Lundi 4 août 2008 à 17 h 18
Voilà maintenant bien 6 mois que, un peu contraint de vendre ma vieille bécane de jeux histoire d'acheter un portable en vu de mon séjour aux US, j'en ai profité pour récupérer une 360 - afin de pouvoir toujours jouer de temps à autres.
'Faut dire aussi que pas mal de jeux sur la console de 'Crosoft avait réussi à attiser ma curiosité - alors qu'en comparaison, à part STALKER, j'avais trouvé l'actu' PC assez morne (ok, y avait bien ArmA, mais à son lancement, il était bien pourri par les bugs et une IA déséquilibrée).

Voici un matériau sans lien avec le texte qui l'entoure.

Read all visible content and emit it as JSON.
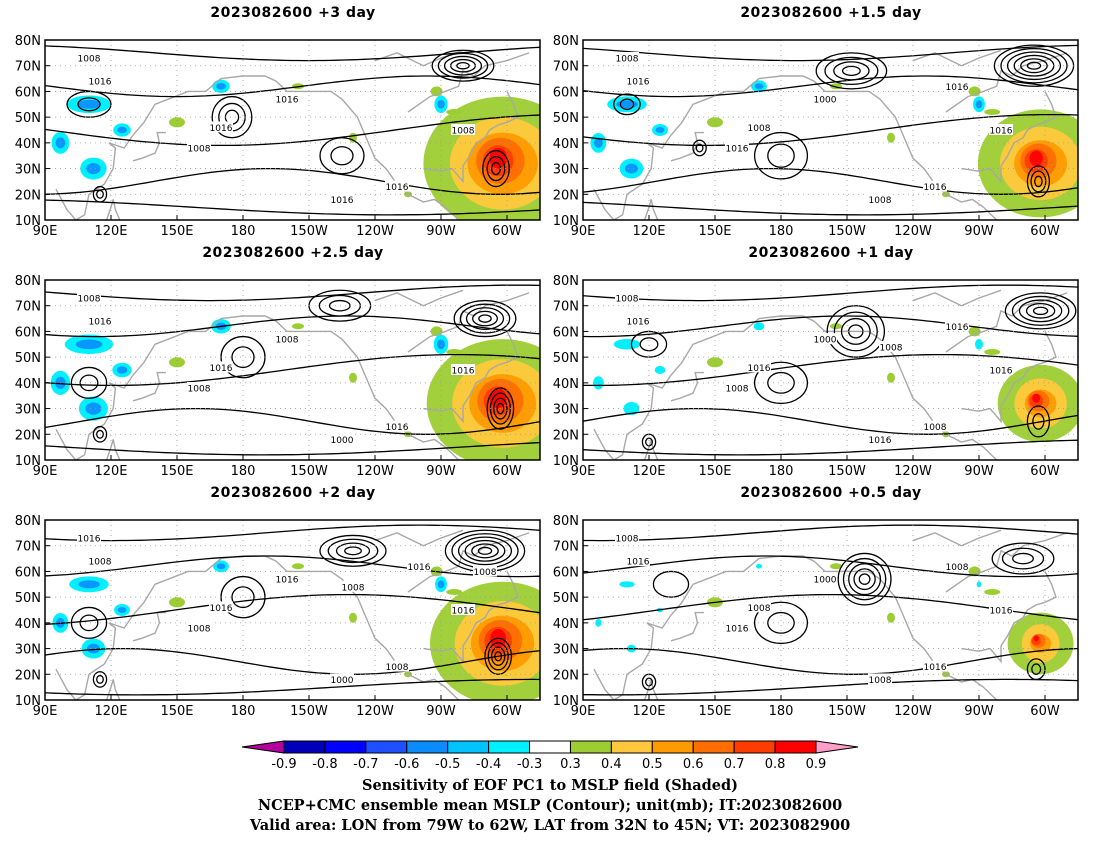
{
  "panels": [
    {
      "title": "2023082600  +3 day",
      "labels": [
        "1008",
        "1016",
        "1016",
        "1008",
        "1016",
        "1016",
        "1016",
        "1008"
      ],
      "hot": 1.0,
      "cold": 1.0
    },
    {
      "title": "2023082600  +1.5 day",
      "labels": [
        "1008",
        "1016",
        "1008",
        "1016",
        "1000",
        "1008",
        "1016",
        "1016",
        "1016"
      ],
      "hot": 0.75,
      "cold": 0.9
    },
    {
      "title": "2023082600  +2.5 day",
      "labels": [
        "1008",
        "1016",
        "1016",
        "1008",
        "1008",
        "1000",
        "1016",
        "1016"
      ],
      "hot": 0.95,
      "cold": 1.1
    },
    {
      "title": "2023082600  +1 day",
      "labels": [
        "1008",
        "1016",
        "1016",
        "1008",
        "1000",
        "1016",
        "1008",
        "1016",
        "1016",
        "1008"
      ],
      "hot": 0.45,
      "cold": 0.6
    },
    {
      "title": "2023082600  +2 day",
      "labels": [
        "1016",
        "1008",
        "1016",
        "1008",
        "1016",
        "1000",
        "1008",
        "1016",
        "1016",
        "1008",
        "1008"
      ],
      "hot": 0.9,
      "cold": 0.9
    },
    {
      "title": "2023082600  +0.5 day",
      "labels": [
        "1008",
        "1016",
        "1008",
        "1016",
        "1000",
        "1008",
        "1016",
        "1016",
        "1008"
      ],
      "hot": 0.3,
      "cold": 0.35
    }
  ],
  "axes": {
    "lat_labels": [
      "80N",
      "70N",
      "60N",
      "50N",
      "40N",
      "30N",
      "20N",
      "10N"
    ],
    "lon_labels": [
      "90E",
      "120E",
      "150E",
      "180",
      "150W",
      "120W",
      "90W",
      "60W"
    ]
  },
  "colorbar": {
    "colors": [
      "#b3009a",
      "#0000b8",
      "#0000ff",
      "#1e50ff",
      "#0a8cff",
      "#00c3ff",
      "#00f0ff",
      "#ffffff",
      "#9ccd32",
      "#ffc83c",
      "#ff9b00",
      "#ff6e00",
      "#ff3c00",
      "#ff0000",
      "#ff9ec8"
    ],
    "labels": [
      "-0.9",
      "-0.8",
      "-0.7",
      "-0.6",
      "-0.5",
      "-0.4",
      "-0.3",
      "0.3",
      "0.4",
      "0.5",
      "0.6",
      "0.7",
      "0.8",
      "0.9"
    ]
  },
  "caption": {
    "line1": "Sensitivity of EOF PC1 to MSLP field (Shaded)",
    "line2": "NCEP+CMC ensemble mean MSLP (Contour); unit(mb); IT:2023082600",
    "line3": "Valid area: LON from 79W to 62W, LAT from 32N to 45N; VT: 2023082900"
  }
}
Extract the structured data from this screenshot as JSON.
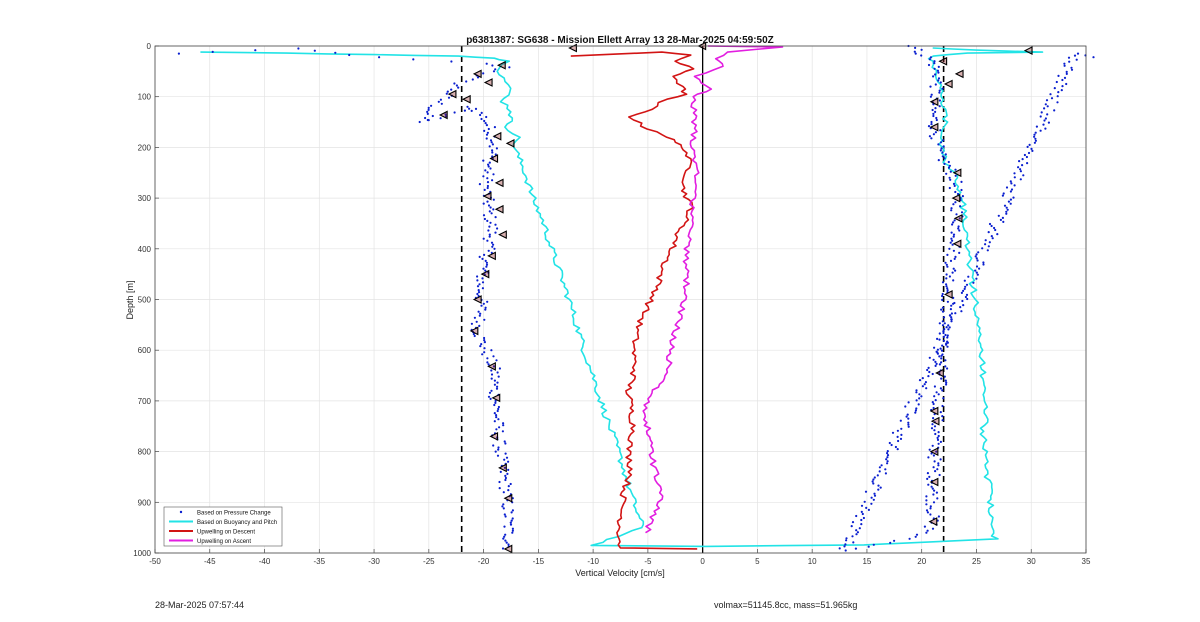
{
  "chart_data": {
    "type": "line",
    "title": "p6381387: SG638 - Mission Ellett Array 13 28-Mar-2025 04:59:50Z",
    "xlabel": "Vertical Velocity [cm/s]",
    "ylabel": "Depth [m]",
    "xlim": [
      -50,
      35
    ],
    "ylim": [
      0,
      1000
    ],
    "y_reversed": true,
    "grid": true,
    "x_ticks": [
      -50,
      -45,
      -40,
      -35,
      -30,
      -25,
      -20,
      -15,
      -10,
      -5,
      0,
      5,
      10,
      15,
      20,
      25,
      30,
      35
    ],
    "y_ticks": [
      0,
      100,
      200,
      300,
      400,
      500,
      600,
      700,
      800,
      900,
      1000
    ],
    "legend_position": "bottom-left",
    "colors": {
      "pressure_points": "#0a1fcf",
      "buoyancy": "#22e3e6",
      "descent": "#d21414",
      "ascent": "#e21ee0",
      "marker_fill": "#8b1a1a"
    },
    "reference_lines": {
      "vertical_solid": 0,
      "vertical_dashed": [
        -22,
        22
      ]
    },
    "series": [
      {
        "name": "Based on Pressure Change",
        "style": "points",
        "segments": [
          [
            [
              -48,
              15
            ],
            [
              -37.5,
              5
            ],
            [
              -30,
              22
            ],
            [
              -20,
              35
            ],
            [
              -18,
              42
            ],
            [
              -22,
              70
            ],
            [
              -23,
              90
            ],
            [
              -24,
              110
            ],
            [
              -25,
              130
            ],
            [
              -25.5,
              150
            ],
            [
              -21,
              120
            ],
            [
              -20,
              140
            ],
            [
              -19.5,
              160
            ],
            [
              -19,
              190
            ],
            [
              -19.5,
              230
            ],
            [
              -19.8,
              280
            ],
            [
              -19.5,
              330
            ],
            [
              -19.2,
              360
            ],
            [
              -19.8,
              420
            ],
            [
              -20.3,
              470
            ],
            [
              -20.2,
              520
            ],
            [
              -20.6,
              560
            ],
            [
              -19.8,
              600
            ],
            [
              -19,
              640
            ],
            [
              -19,
              680
            ],
            [
              -18.8,
              720
            ],
            [
              -18.7,
              760
            ],
            [
              -18.5,
              800
            ],
            [
              -18.2,
              840
            ],
            [
              -17.9,
              880
            ],
            [
              -17.8,
              920
            ],
            [
              -17.7,
              960
            ],
            [
              -17.7,
              995
            ]
          ],
          [
            [
              19,
              0
            ],
            [
              21,
              30
            ],
            [
              21.5,
              60
            ],
            [
              21.2,
              100
            ],
            [
              21,
              130
            ],
            [
              21.3,
              170
            ],
            [
              21.5,
              210
            ],
            [
              22.5,
              240
            ],
            [
              23,
              260
            ],
            [
              23.2,
              300
            ],
            [
              23.3,
              340
            ],
            [
              23.2,
              380
            ],
            [
              22.8,
              420
            ],
            [
              22.5,
              470
            ],
            [
              22.3,
              520
            ],
            [
              22,
              570
            ],
            [
              21.8,
              620
            ],
            [
              21.7,
              660
            ],
            [
              21.5,
              710
            ],
            [
              21.3,
              750
            ],
            [
              21.2,
              800
            ],
            [
              21.1,
              850
            ],
            [
              21,
              900
            ],
            [
              21,
              940
            ],
            [
              20.5,
              960
            ],
            [
              17,
              980
            ],
            [
              13,
              995
            ],
            [
              34,
              15
            ],
            [
              35.5,
              22
            ],
            [
              29,
              25
            ]
          ]
        ]
      },
      {
        "name": "Based on Buoyancy and Pitch",
        "style": "line",
        "segments": [
          [
            [
              -46,
              12
            ],
            [
              -38,
              14
            ],
            [
              -30,
              17
            ],
            [
              -22,
              20
            ],
            [
              -19,
              24
            ],
            [
              -17.8,
              30
            ],
            [
              -18.5,
              50
            ],
            [
              -18,
              70
            ],
            [
              -17.6,
              90
            ],
            [
              -18.2,
              110
            ],
            [
              -17.4,
              130
            ],
            [
              -17.8,
              160
            ],
            [
              -16.9,
              180
            ],
            [
              -17.2,
              200
            ],
            [
              -16.2,
              250
            ],
            [
              -15.5,
              300
            ],
            [
              -14.5,
              350
            ],
            [
              -13.8,
              400
            ],
            [
              -13,
              450
            ],
            [
              -12.2,
              500
            ],
            [
              -11.5,
              550
            ],
            [
              -10.8,
              600
            ],
            [
              -10,
              650
            ],
            [
              -9.3,
              700
            ],
            [
              -8.5,
              750
            ],
            [
              -7.7,
              800
            ],
            [
              -7,
              850
            ],
            [
              -6.3,
              900
            ],
            [
              -5.5,
              950
            ],
            [
              -10,
              985
            ],
            [
              0,
              987
            ],
            [
              15,
              984
            ],
            [
              26.7,
              972
            ],
            [
              26.4,
              950
            ],
            [
              26.5,
              930
            ],
            [
              26.2,
              900
            ],
            [
              26.4,
              870
            ],
            [
              26,
              850
            ],
            [
              25.8,
              820
            ],
            [
              25.9,
              800
            ],
            [
              25.6,
              760
            ],
            [
              25.9,
              730
            ],
            [
              25.7,
              700
            ],
            [
              25.6,
              650
            ],
            [
              25.4,
              600
            ],
            [
              25.1,
              550
            ],
            [
              24.9,
              500
            ],
            [
              24.5,
              450
            ],
            [
              24.2,
              400
            ],
            [
              24,
              350
            ],
            [
              23.7,
              300
            ],
            [
              23.2,
              260
            ],
            [
              22.2,
              230
            ],
            [
              21.8,
              200
            ],
            [
              22.1,
              150
            ],
            [
              21.8,
              100
            ],
            [
              21.5,
              60
            ],
            [
              20.8,
              30
            ],
            [
              21,
              20
            ],
            [
              24,
              14
            ],
            [
              31,
              12
            ],
            [
              25,
              8
            ],
            [
              21,
              4
            ]
          ]
        ]
      },
      {
        "name": "Upwelling on Descent",
        "style": "line",
        "segments": [
          [
            [
              -12,
              20
            ],
            [
              -4,
              12
            ],
            [
              -1,
              18
            ],
            [
              -2.5,
              30
            ],
            [
              -1,
              45
            ],
            [
              -2.5,
              60
            ],
            [
              -2,
              80
            ],
            [
              -1.5,
              95
            ],
            [
              -3.5,
              105
            ],
            [
              -4.8,
              125
            ],
            [
              -6.5,
              140
            ],
            [
              -5.5,
              158
            ],
            [
              -3.5,
              175
            ],
            [
              -2.5,
              190
            ],
            [
              -1.5,
              205
            ],
            [
              -1.2,
              240
            ],
            [
              -1.8,
              280
            ],
            [
              -1,
              320
            ],
            [
              -2,
              360
            ],
            [
              -2.8,
              400
            ],
            [
              -3.7,
              440
            ],
            [
              -4.2,
              480
            ],
            [
              -5.2,
              520
            ],
            [
              -6,
              560
            ],
            [
              -6.3,
              600
            ],
            [
              -6.2,
              640
            ],
            [
              -6.8,
              680
            ],
            [
              -6.5,
              720
            ],
            [
              -6.3,
              760
            ],
            [
              -6.8,
              800
            ],
            [
              -6.5,
              840
            ],
            [
              -7.2,
              880
            ],
            [
              -7.4,
              920
            ],
            [
              -7.6,
              960
            ],
            [
              -7.5,
              990
            ],
            [
              -0.5,
              992
            ]
          ]
        ]
      },
      {
        "name": "Upwelling on Ascent",
        "style": "line",
        "segments": [
          [
            [
              -5,
              960
            ],
            [
              -4.8,
              935
            ],
            [
              -3.8,
              900
            ],
            [
              -4.2,
              850
            ],
            [
              -4.8,
              800
            ],
            [
              -5,
              760
            ],
            [
              -5.3,
              720
            ],
            [
              -4.8,
              690
            ],
            [
              -3.2,
              650
            ],
            [
              -3,
              600
            ],
            [
              -2.3,
              550
            ],
            [
              -1.6,
              500
            ],
            [
              -1.5,
              450
            ],
            [
              -1.4,
              400
            ],
            [
              -1.1,
              350
            ],
            [
              -0.8,
              300
            ],
            [
              -0.6,
              250
            ],
            [
              -1,
              200
            ],
            [
              -0.7,
              150
            ],
            [
              -0.8,
              120
            ],
            [
              -1,
              100
            ],
            [
              0.8,
              85
            ],
            [
              -0.5,
              60
            ],
            [
              2,
              40
            ],
            [
              1,
              25
            ],
            [
              2.5,
              12
            ],
            [
              7,
              2
            ],
            [
              0.5,
              0
            ]
          ]
        ]
      }
    ],
    "marker_points": [
      [
        -18.3,
        38
      ],
      [
        -20.5,
        55
      ],
      [
        -19.5,
        72
      ],
      [
        -22.8,
        95
      ],
      [
        -21.5,
        105
      ],
      [
        -23.6,
        136
      ],
      [
        -18.7,
        178
      ],
      [
        -17.5,
        192
      ],
      [
        -19,
        222
      ],
      [
        -18.5,
        270
      ],
      [
        -19.6,
        296
      ],
      [
        -18.5,
        322
      ],
      [
        -18.2,
        372
      ],
      [
        -19.2,
        414
      ],
      [
        -19.8,
        450
      ],
      [
        -20.5,
        500
      ],
      [
        -20.8,
        562
      ],
      [
        -19.2,
        632
      ],
      [
        -18.8,
        694
      ],
      [
        -19,
        770
      ],
      [
        -18.2,
        832
      ],
      [
        -17.7,
        892
      ],
      [
        -17.7,
        992
      ],
      [
        0,
        0
      ],
      [
        -11.8,
        4
      ],
      [
        29.8,
        9
      ],
      [
        22,
        30
      ],
      [
        23.5,
        55
      ],
      [
        22.5,
        75
      ],
      [
        21.2,
        110
      ],
      [
        21.2,
        160
      ],
      [
        23.3,
        250
      ],
      [
        23.2,
        300
      ],
      [
        23.4,
        340
      ],
      [
        23.3,
        390
      ],
      [
        22.5,
        490
      ],
      [
        21.7,
        645
      ],
      [
        21.2,
        720
      ],
      [
        21.3,
        740
      ],
      [
        21.2,
        800
      ],
      [
        21.2,
        860
      ],
      [
        21.1,
        938
      ]
    ]
  },
  "footer": {
    "timestamp": "28-Mar-2025 07:57:44",
    "info": "volmax=51145.8cc, mass=51.965kg"
  }
}
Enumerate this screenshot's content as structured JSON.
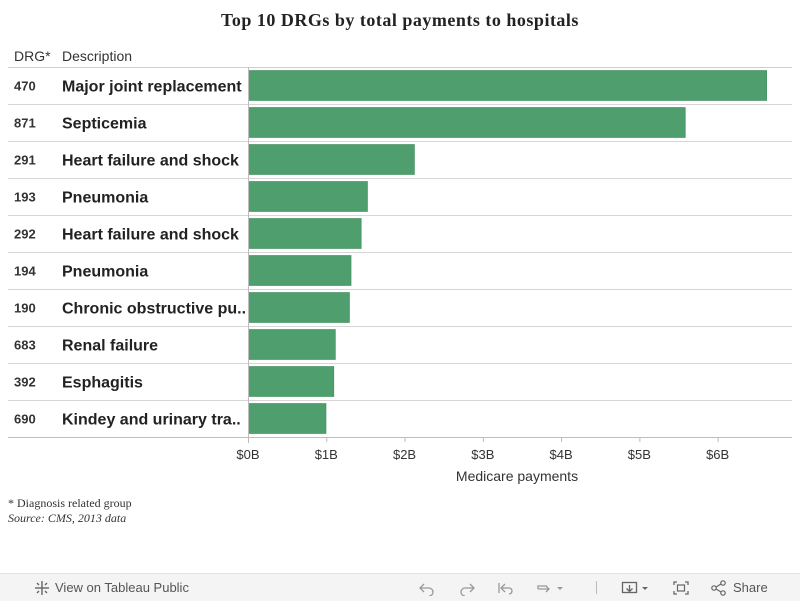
{
  "chart_data": {
    "type": "bar",
    "orientation": "horizontal",
    "title": "Top 10 DRGs by total payments to hospitals",
    "columns": {
      "code": "DRG*",
      "description": "Description"
    },
    "rows": [
      {
        "code": "470",
        "description": "Major joint replacement",
        "value": 6.62
      },
      {
        "code": "871",
        "description": "Septicemia",
        "value": 5.58
      },
      {
        "code": "291",
        "description": "Heart failure and shock",
        "value": 2.12
      },
      {
        "code": "193",
        "description": "Pneumonia",
        "value": 1.52
      },
      {
        "code": "292",
        "description": "Heart failure and shock",
        "value": 1.44
      },
      {
        "code": "194",
        "description": "Pneumonia",
        "value": 1.31
      },
      {
        "code": "190",
        "description": "Chronic obstructive pu..",
        "value": 1.29
      },
      {
        "code": "683",
        "description": "Renal failure",
        "value": 1.11
      },
      {
        "code": "392",
        "description": "Esphagitis",
        "value": 1.09
      },
      {
        "code": "690",
        "description": "Kindey and urinary tra..",
        "value": 0.99
      }
    ],
    "xlabel": "Medicare payments",
    "ticks": [
      "$0B",
      "$1B",
      "$2B",
      "$3B",
      "$4B",
      "$5B",
      "$6B"
    ],
    "tick_values": [
      0,
      1,
      2,
      3,
      4,
      5,
      6
    ],
    "xlim": [
      0,
      6.95
    ],
    "units": "billions USD",
    "bar_color": "#4e9f6d",
    "grid": false
  },
  "footnotes": {
    "note": "* Diagnosis related group",
    "source": "Source:  CMS, 2013  data"
  },
  "toolbar": {
    "view_label": "View on Tableau Public",
    "share_label": "Share",
    "icons": [
      "tableau-logo-icon",
      "undo-icon",
      "redo-icon",
      "revert-icon",
      "refresh-icon",
      "download-icon",
      "fullscreen-icon",
      "share-icon"
    ]
  }
}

Maintenant que pas mal de jeux sympa sont sortis ou vont sortir sur PC (Crysis, Clear Sky, ArmA 2, Project Origin voire GTA IV ?), je me tâte pour me racheter une petite bécane de jeux.
Surtout que les prix ont rarement été aussi bas, et que la course aux ultra-hautes résolutions m'arrange bien, en tant qu'utilisateur de vidéoprojecteur HD Ready (=1280*720 pixels; autant dire qu'avec des cartes faisant tourner tous les jeux actuels en 1600*1200 full AA et AF à 60-80 FPS, j'aurai le temps de voir venir avant que ça ne rame sur ma toile :).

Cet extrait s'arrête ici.